Once the illusion of autonomy is shattered, so does their case.

It is not a coincidence that the people who are featured in pro-assisted suicide publicity campaigns are all articulate, well-off middle-class people. They do not face socio-economic pressures on their very existence — unlike Sophia, who died because she had allergies.

They want you to forget that we live in a world which all too often still does not value the lives of the poor, of the sick, of the disabled, which views them as an expensive burden.
Zhu speaks of the problem with modern healthcare systems and the aging population and concludes that the answer to the question is to encourage social caring rather than killing:
At a time when healthcare systems are on the verge of collapse all around the developed world, when intergenerational economic inequalities are worse than they have ever been, how long will it be before the right to die becomes a duty to die?

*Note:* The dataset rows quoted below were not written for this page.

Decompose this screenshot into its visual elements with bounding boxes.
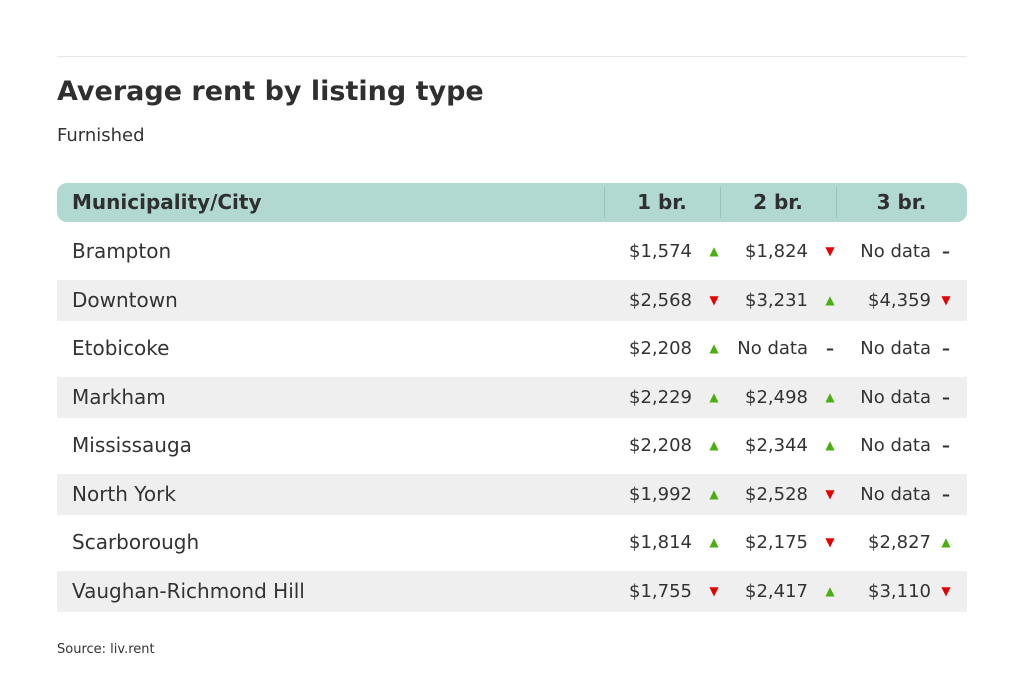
table-row: Etobicoke $2,208 ▲ No data – No data – [57,328,967,369]
source-note: Source: liv.rent [57,642,155,657]
trend-flat-icon: – [942,484,950,504]
rent-value: No data [860,241,931,262]
trend-flat-icon: – [942,436,950,455]
city-name: Markham [72,384,166,409]
rent-value: $2,208 [629,338,692,359]
rent-value: $2,417 [745,580,808,602]
trend-down-icon: ▼ [825,244,835,258]
chart-title: Average rent by listing type [57,76,484,107]
table-row: Markham $2,229 ▲ $2,498 ▲ No data – [57,376,967,418]
rent-value: No data [737,338,808,359]
trend-up-icon: ▲ [709,438,719,452]
trend-down-icon: ▼ [941,583,951,598]
table-row: Mississauga $2,208 ▲ $2,344 ▲ No data – [57,425,967,466]
rent-value: No data [860,435,931,456]
column-divider [720,187,721,218]
header-city: Municipality/City [72,190,262,214]
rent-value: $2,344 [745,435,808,456]
rent-value: $1,814 [629,532,692,553]
trend-up-icon: ▲ [709,535,719,549]
rent-value: $1,824 [745,241,808,262]
trend-up-icon: ▲ [825,292,835,307]
rent-value: $2,827 [868,532,931,553]
rent-value: No data [860,386,931,408]
rent-value: $1,755 [629,580,692,602]
column-divider [604,187,605,218]
rent-value: No data [860,338,931,359]
rent-value: $4,359 [868,289,931,311]
rent-value: $3,110 [868,580,931,602]
table-row: Vaughan-Richmond Hill $1,755 ▼ $2,417 ▲ $3,11… [57,570,967,612]
header-1br: 1 br. [637,190,687,214]
rent-value: $2,229 [629,386,692,408]
table-row: North York $1,992 ▲ $2,528 ▼ No data – [57,473,967,515]
trend-flat-icon: – [826,339,834,358]
table-row: Scarborough $1,814 ▲ $2,175 ▼ $2,827 ▲ [57,522,967,563]
trend-up-icon: ▲ [941,535,951,549]
table-row: Brampton $1,574 ▲ $1,824 ▼ No data – [57,231,967,272]
trend-down-icon: ▼ [825,535,835,549]
rent-value: $3,231 [745,289,808,311]
city-name: Brampton [72,239,172,263]
rent-value: $2,208 [629,435,692,456]
trend-up-icon: ▲ [709,389,719,404]
trend-flat-icon: – [942,387,950,407]
table-row: Downtown $2,568 ▼ $3,231 ▲ $4,359 ▼ [57,279,967,321]
trend-up-icon: ▲ [709,486,719,501]
chart-subtitle: Furnished [57,125,145,146]
rent-value: No data [860,483,931,505]
header-2br: 2 br. [753,190,803,214]
trend-up-icon: ▲ [709,244,719,258]
table-header: Municipality/City 1 br. 2 br. 3 br. [57,183,967,222]
city-name: Vaughan-Richmond Hill [72,578,305,603]
city-name: Downtown [72,287,178,312]
trend-down-icon: ▼ [709,583,719,598]
trend-flat-icon: – [942,242,950,261]
rent-value: $2,528 [745,483,808,505]
trend-up-icon: ▲ [825,438,835,452]
trend-down-icon: ▼ [709,292,719,307]
city-name: Mississauga [72,433,192,457]
trend-up-icon: ▲ [825,389,835,404]
rent-value: $1,574 [629,241,692,262]
rent-value: $2,568 [629,289,692,311]
rent-value: $2,175 [745,532,808,553]
trend-flat-icon: – [942,339,950,358]
trend-down-icon: ▼ [941,292,951,307]
city-name: Scarborough [72,530,200,554]
trend-up-icon: ▲ [825,583,835,598]
trend-up-icon: ▲ [709,341,719,355]
trend-down-icon: ▼ [825,486,835,501]
top-divider [57,56,967,57]
header-3br: 3 br. [876,190,927,214]
city-name: Etobicoke [72,336,170,360]
city-name: North York [72,481,176,506]
rent-value: $1,992 [629,483,692,505]
column-divider [836,187,837,218]
rent-value: $2,498 [745,386,808,408]
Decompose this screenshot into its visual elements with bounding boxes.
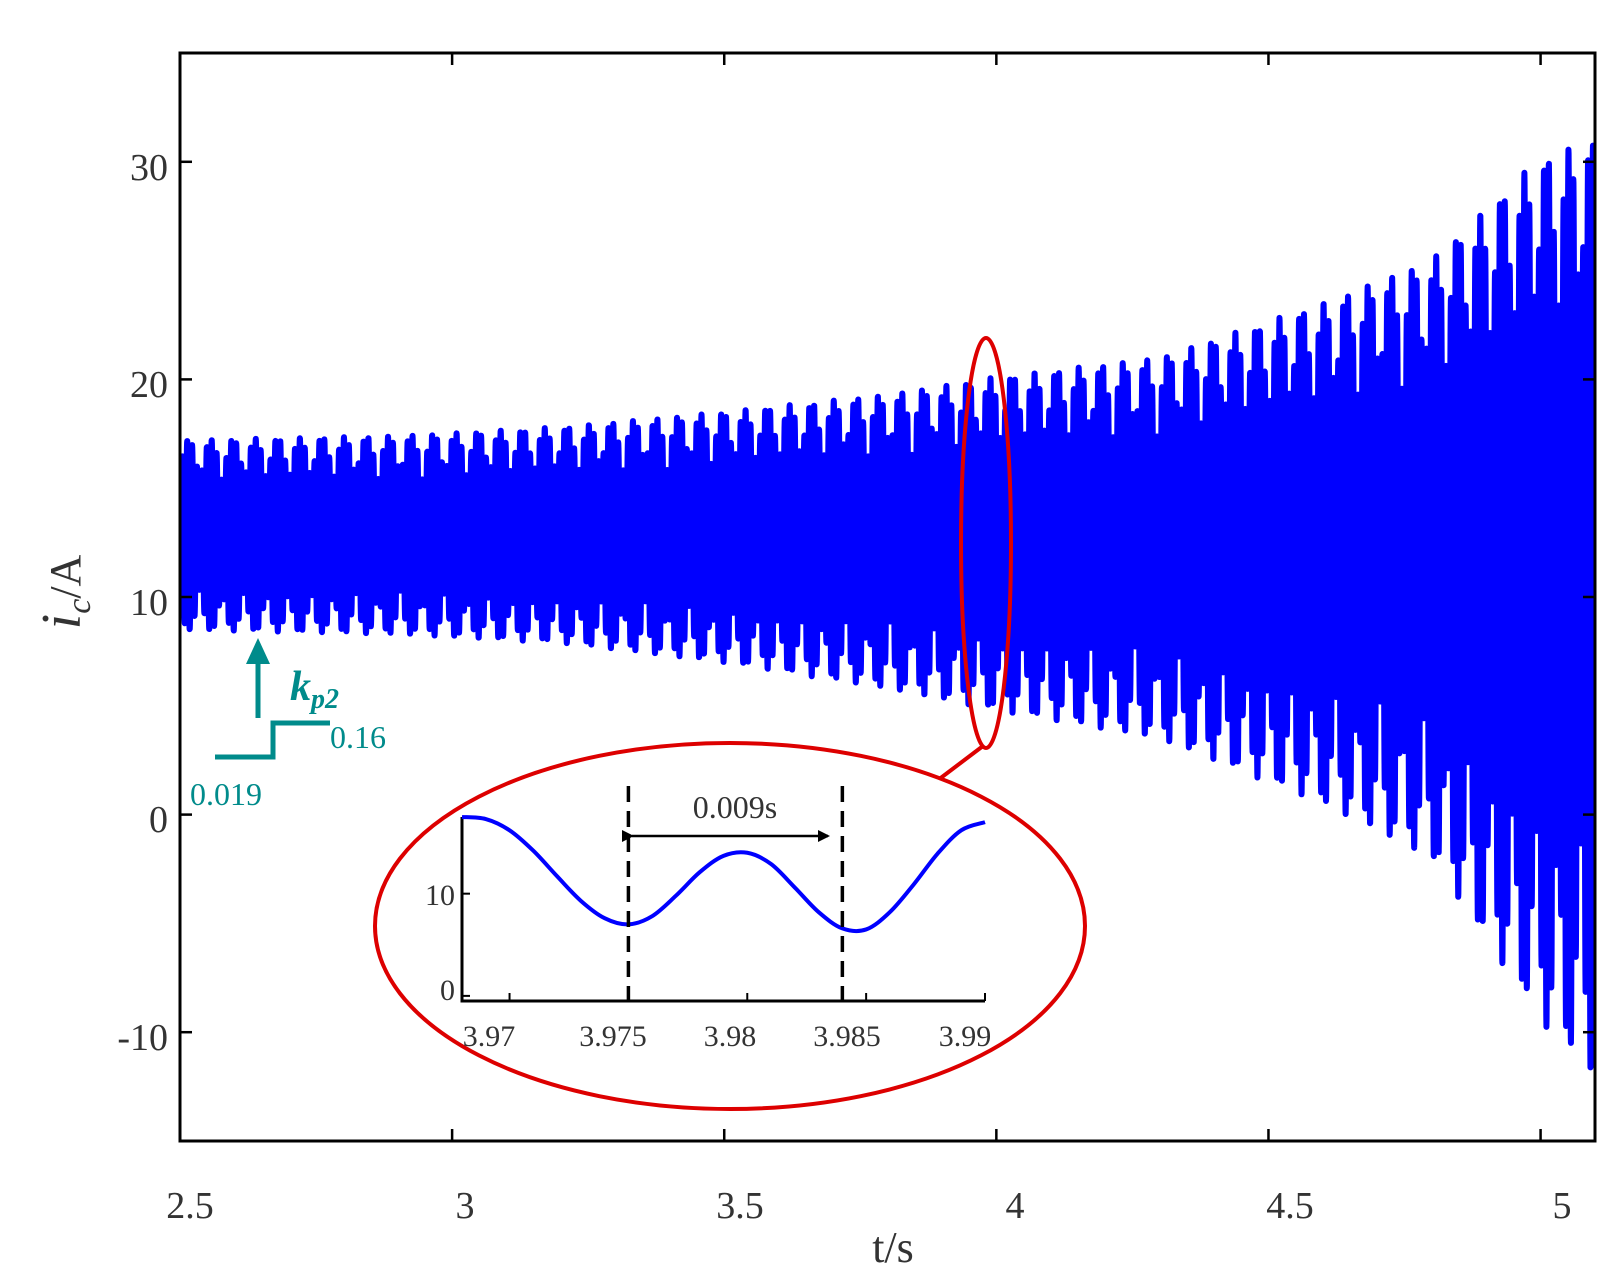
kp2-step-annotation: kp2 0.16 0.019 xyxy=(190,638,386,812)
inset-plot: 0.009s 3.97 3.975 3.98 3.985 3.99 0 10 xyxy=(425,786,991,1053)
kp2-high-value: 0.16 xyxy=(330,719,386,755)
zoom-pointer-arrow xyxy=(938,744,985,780)
y-axis-unit: /A xyxy=(41,554,90,598)
inset-axes xyxy=(460,817,985,1003)
inset-x-tick-label: 3.99 xyxy=(939,1020,992,1053)
kp2-label: kp2 xyxy=(290,664,339,715)
period-markers xyxy=(626,786,845,1001)
inset-y-tick-labels: 0 10 xyxy=(425,879,455,1007)
inset-outline xyxy=(373,741,1087,1111)
inset-signal-line xyxy=(461,815,986,934)
kp2-step-line xyxy=(215,720,330,760)
x-tick-label: 2.5 xyxy=(166,1185,214,1227)
main-axis-ticks xyxy=(178,53,1595,1141)
y-tick-label: -10 xyxy=(117,1017,168,1059)
inset-x-tick-label: 3.97 xyxy=(463,1020,516,1053)
x-tick-label: 3.5 xyxy=(716,1185,764,1227)
y-axis-subscript: c xyxy=(61,599,98,614)
x-tick-label: 4 xyxy=(1006,1185,1025,1227)
zoom-region-highlight xyxy=(959,336,1013,750)
kp2-low-value: 0.019 xyxy=(190,776,262,812)
inset-x-tick-labels: 3.97 3.975 3.98 3.985 3.99 xyxy=(463,1020,992,1053)
y-tick-label: 10 xyxy=(130,582,168,624)
current-signal-path xyxy=(180,142,1595,1071)
inset-x-tick-label: 3.985 xyxy=(813,1020,881,1053)
y-tick-label: 20 xyxy=(130,364,168,406)
kp2-arrow-head xyxy=(246,638,270,664)
x-tick-label: 5 xyxy=(1553,1185,1572,1227)
y-axis-symbol: i xyxy=(31,614,93,630)
period-interval-label: 0.009s xyxy=(693,789,777,825)
current-signal-line xyxy=(180,142,1595,1071)
main-x-tick-labels: 2.5 3 3.5 4 4.5 5 xyxy=(166,1185,1571,1227)
x-tick-label: 3 xyxy=(456,1185,475,1227)
x-tick-label: 4.5 xyxy=(1266,1185,1314,1227)
y-tick-label: 30 xyxy=(130,147,168,189)
main-y-tick-labels: -10 0 10 20 30 xyxy=(117,147,168,1059)
inset-x-tick-label: 3.98 xyxy=(704,1020,757,1053)
inset-y-tick-label: 0 xyxy=(440,974,455,1007)
x-axis-title: t/s xyxy=(872,1223,914,1272)
inset-x-tick-label: 3.975 xyxy=(579,1020,647,1053)
inset-y-tick-label: 10 xyxy=(425,879,455,912)
y-axis-title: ic/A xyxy=(31,554,98,629)
y-tick-label: 0 xyxy=(149,799,168,841)
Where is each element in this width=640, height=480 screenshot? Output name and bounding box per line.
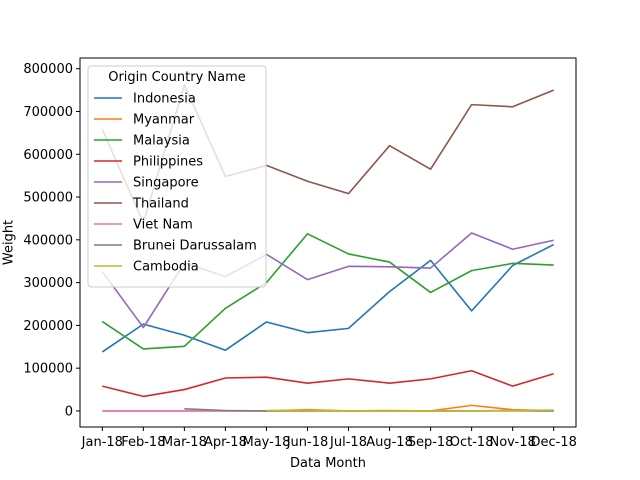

If you think this is too far-fetched, consider that a former prime minister of Japan said publicly that he wished old people would hurry up and die. 30 per cent of the Japanese population is over the age of 65. They require pensions and expensive healthcare and social care. Given the experiences of the countries that have legalized assisted suicide, given what we know about the cruelty of human nature, is it really so outlandish to fear what the invention of a “right to die” will do for the poor, for the disabled, for the vulnerable in our society?

Now, there are genuinely hard cases, of terminally ill people in unbearable pain, and the better side of our human nature wants to do something, anything, to help them. The solution is better healthcare, better social care, better palliative care. It is not to offer them a syringe of the same poison which is used in execution chambers in America and to call it healthcare. That is a perversion of the English language.

The solution is not to create a “right to die” which will inevitably be abused and enable some of the worst human instincts which we thought we suppressed a long time ago.
I urge the House to oppose this motion.
Considering Zhu was given 10 minutes to offer his position, he offered an excellent argument against assisted suicide.

5 comments:

KathleenLundquist said...

Excellent and comprehensive argument. I will archive this for reference.

Catherine Hallagan said...

Thanks for publishing this speech by Yaun Yi Zhu from Cambridge University. It's outstanding! I hope it's circulated widely.

Catherine Hallagan said...

Thanks for posting this speech by Yian Yi Zhu from Cambridge University. It's outstanding! I hope it's circulated widely.

Unknown said...

I agree an outstanding article, and too hope it will be circulated.
Kay Fillman

Anonymous said...

Dr. Zhu's brilliant speech is spot on. His outlines the views of pro-euthanasia advocates.

His quote, "The solution is not to create a “right to die” which will inevitably be abused and enable some of the worst human instincts which we thought we suppressed a long time ago."